Son nom, Biscornu, reflète l’histoire de l’entreprise, semée d’embûches et de réussites. À l’origine? Un père, Olivier Tran, qui veut en 2019 donner un avenir à son fils de 13 ans, autiste sévère sans place en institution spécialisée. « Je ne pouvais pas accepter qu’il soit en état de mort sociale et qu’il passe son temps à regarder des vidéos de suicide »explique cet ex-dirigeant d’Alcan qui a « tout est tombé du jour au lendemain » donner un avenir à son fils.

Il étudie alors différents modèles pour passer son « cri de douleur » au plus grand nombre. « C’est une histoire politique qui s’est transformée en aventure entrepreneuriale »explique ce Francilien qui s’est alors tourné vers l’alimentation, « secteur qui parle à tout le monde ». Précisément sur un excellent traiteur où tous les plats seront confectionnés et servis par des jeunes handicapés, dont son fils Alexandre.

Le succès de Biscornu tient à l’originalité de son modèle basé sur une méthode d’apprentissage, baptisée « aiguisée », pour « permettre aux personnes non scolarisées d’apprendre ». Olivier Tran a également demandé à de nombreuses entreprises d’Ile-de-France (Mazars, Scor, MSD, Chateauform, etc.) ayant des restaurants avec cuisine d’ouvrir leurs portes l’après-midi afin de pouvoir former ses apprentis. Idem pour les grands noms de la restauration collective (Sodexo, Elior…) qui accompagnent au quotidien les jeunes handicapés.

Commerces de la région

Olivier Tran a enfin demandé aux chefs de concocter « des recettes originales qui ne dégradent pas l’environnement » (100% bio, local, etc.) et a démarché les plus grandes entreprises pour leur présenter son offre de restauration qui s’inscrit dans leur politique RSE. Avec succès, Biscornu travaille aujourd’hui pour plus de 70 groupes comme Orange, Natixis, Chanel, Bpifrance, la Fédération Française de Rugby, FDJ… et réalise pas moins de 120 000 euros de chiffre d’affaires par mois.

Mieux, avec ses 28 salariés en CDI et sa quarantaine de serveurs monopolisables au gré des commandes, tous handicapés, l’entreprise vient de remporter le contrat d’accueil de la centaine d’établissements rattachés à Matignon (Cnil, Conseil d’État, Cese…) qui lui garantiront 450 000 euros de chiffre d’affaires en plus par an, soit l’équivalent de quatre mois d’activité.

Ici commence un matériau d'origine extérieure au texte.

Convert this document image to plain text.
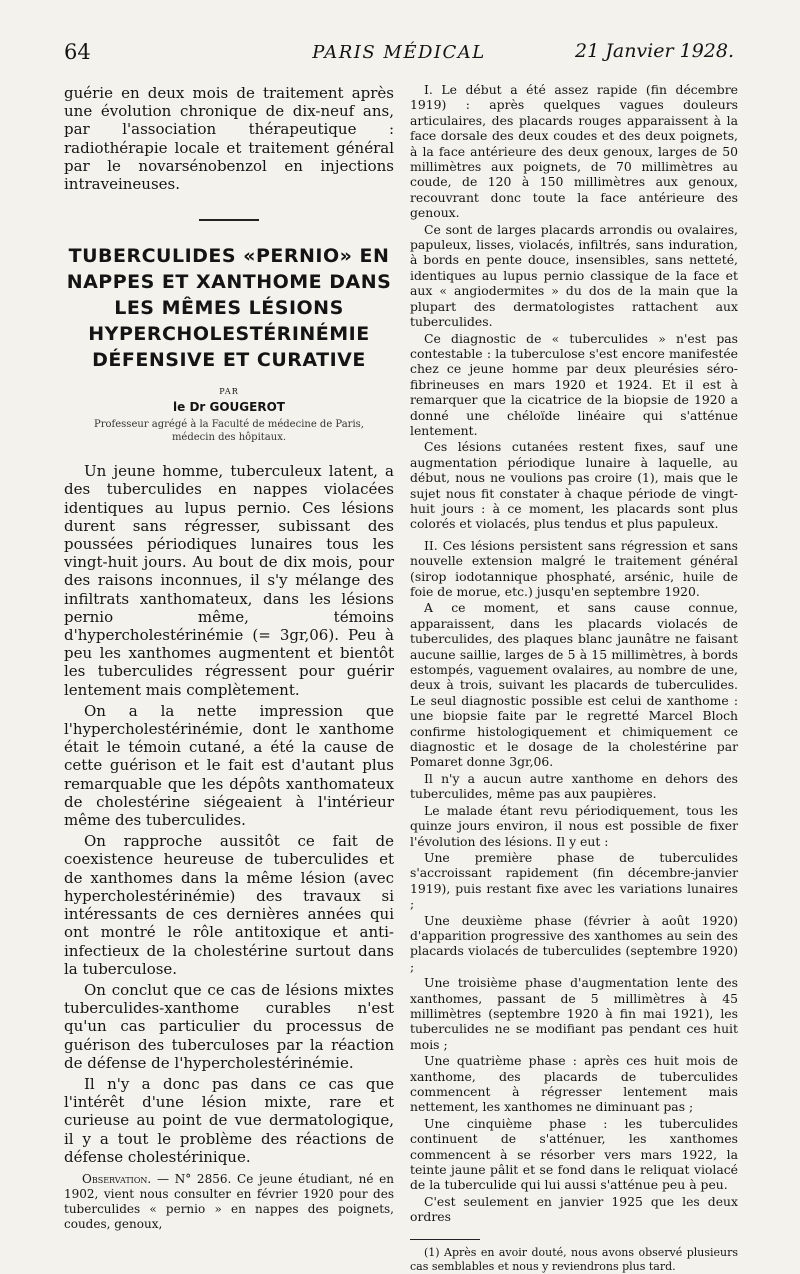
64	PARIS MÉDICAL	21 Janvier 1928.

guérie en deux mois de traitement après une évolution chronique de dix-neuf ans, par l'association thérapeutique : radiothérapie locale et traitement général par le novarsénobenzol en injections intraveineuses.

TUBERCULIDES «PERNIO» EN
NAPPES ET XANTHOME DANS
LES MÊMES LÉSIONS
HYPERCHOLESTÉRINÉMIE
DÉFENSIVE ET CURATIVE
PAR
le Dr GOUGEROT
Professeur agrégé à la Faculté de médecine de Paris, médecin des hôpitaux.

Un jeune homme, tuberculeux latent, a des tuberculides en nappes violacées identiques au lupus pernio. Ces lésions durent sans régresser, subissant des poussées périodiques lunaires tous les vingt-huit jours. Au bout de dix mois, pour des raisons inconnues, il s'y mélange des infiltrats xanthomateux, dans les lésions pernio même, témoins d'hypercholestérinémie (= 3gr,06). Peu à peu les xanthomes augmentent et bientôt les tuberculides régressent pour guérir lentement mais complètement.

On a la nette impression que l'hypercholestérinémie, dont le xanthome était le témoin cutané, a été la cause de cette guérison et le fait est d'autant plus remarquable que les dépôts xanthomateux de cholestérine siégeaient à l'intérieur même des tuberculides.

On rapproche aussitôt ce fait de coexistence heureuse de tuberculides et de xanthomes dans la même lésion (avec hypercholestérinémie) des travaux si intéressants de ces dernières années qui ont montré le rôle antitoxique et anti-infectieux de la cholestérine surtout dans la tuberculose.

On conclut que ce cas de lésions mixtes tuberculides-xanthome curables n'est qu'un cas particulier du processus de guérison des tuberculoses par la réaction de défense de l'hypercholestérinémie.

Il n'y a donc pas dans ce cas que l'intérêt d'une lésion mixte, rare et curieuse au point de vue dermatologique, il y a tout le problème des réactions de défense cholestérinique.

Observation. — N° 2856. Ce jeune étudiant, né en 1902, vient nous consulter en février 1920 pour des tuberculides « pernio » en nappes des poignets, coudes, genoux,

I. Le début a été assez rapide (fin décembre 1919) : après quelques vagues douleurs articulaires, des placards rouges apparaissent à la face dorsale des deux coudes et des deux poignets, à la face antérieure des deux genoux, larges de 50 millimètres aux poignets, de 70 millimètres au coude, de 120 à 150 millimètres aux genoux, recouvrant donc toute la face antérieure des genoux.

Ce sont de larges placards arrondis ou ovalaires, papuleux, lisses, violacés, infiltrés, sans induration, à bords en pente douce, insensibles, sans netteté, identiques au lupus pernio classique de la face et aux « angiodermites » du dos de la main que la plupart des dermatologistes rattachent aux tuberculides.

Ce diagnostic de « tuberculides » n'est pas contestable : la tuberculose s'est encore manifestée chez ce jeune homme par deux pleurésies séro-fibrineuses en mars 1920 et 1924. Et il est à remarquer que la cicatrice de la biopsie de 1920 a donné une chéloïde linéaire qui s'atténue lentement.

Ces lésions cutanées restent fixes, sauf une augmentation périodique lunaire à laquelle, au début, nous ne voulions pas croire (1), mais que le sujet nous fit constater à chaque période de vingt-huit jours : à ce moment, les placards sont plus colorés et violacés, plus tendus et plus papuleux.

II. Ces lésions persistent sans régression et sans nouvelle extension malgré le traitement général (sirop iodotannique phosphaté, arsénic, huile de foie de morue, etc.) jusqu'en septembre 1920.

A ce moment, et sans cause connue, apparaissent, dans les placards violacés de tuberculides, des plaques blanc jaunâtre ne faisant aucune saillie, larges de 5 à 15 millimètres, à bords estompés, vaguement ovalaires, au nombre de une, deux à trois, suivant les placards de tuberculides. Le seul diagnostic possible est celui de xanthome : une biopsie faite par le regretté Marcel Bloch confirme histologiquement et chimiquement ce diagnostic et le dosage de la cholestérine par Pomaret donne 3gr,06.

Il n'y a aucun autre xanthome en dehors des tuberculides, même pas aux paupières.

Le malade étant revu périodiquement, tous les quinze jours environ, il nous est possible de fixer l'évolution des lésions. Il y eut :

Une première phase de tuberculides s'accroissant rapidement (fin décembre-janvier 1919), puis restant fixe avec les variations lunaires ;

Une deuxième phase (février à août 1920) d'apparition progressive des xanthomes au sein des placards violacés de tuberculides (septembre 1920) ;

Une troisième phase d'augmentation lente des xanthomes, passant de 5 millimètres à 45 millimètres (septembre 1920 à fin mai 1921), les tuberculides ne se modifiant pas pendant ces huit mois ;

Une quatrième phase : après ces huit mois de xanthome, des placards de tuberculides commencent à régresser lentement mais nettement, les xanthomes ne diminuant pas ;

Une cinquième phase : les tuberculides continuent de s'atténuer, les xanthomes commencent à se résorber vers mars 1922, la teinte jaune pâlit et se fond dans le reliquat violacé de la tuberculide qui lui aussi s'atténue peu à peu.

C'est seulement en janvier 1925 que les deux ordres

(1) Après en avoir douté, nous avons observé plusieurs cas semblables et nous y reviendrons plus tard.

« Nous avons passé un cap »se félicite Olivier Tran, qui a commencé par vendre aux particuliers, après le premier confinement en 2020, ses bocaux consignés sur les marchés des Hauts-de-Seine et s’apprête déjà à lever 1,5 million d’euros dans les mois à venir. .

Son objectif? Financer le déploiement d’un laboratoire de 1200 m² (en construction) à Colombes pour sa recherche et sa production de plats et cocktails. « Il faut inventer un produit phare, comme le Big Mac de McDo », rapporte l’entrepreneur, qui squatte tous les après-midi dans les cuisines municipales des écoles de Colombes et Clichy. Il souhaite alors se tourner vers la vente directe, notamment en ouvrant des boutiques Biscornu dans la région ou en commercialisant ses plats dans des enseignes telles que Biocoop, Monoprix, etc.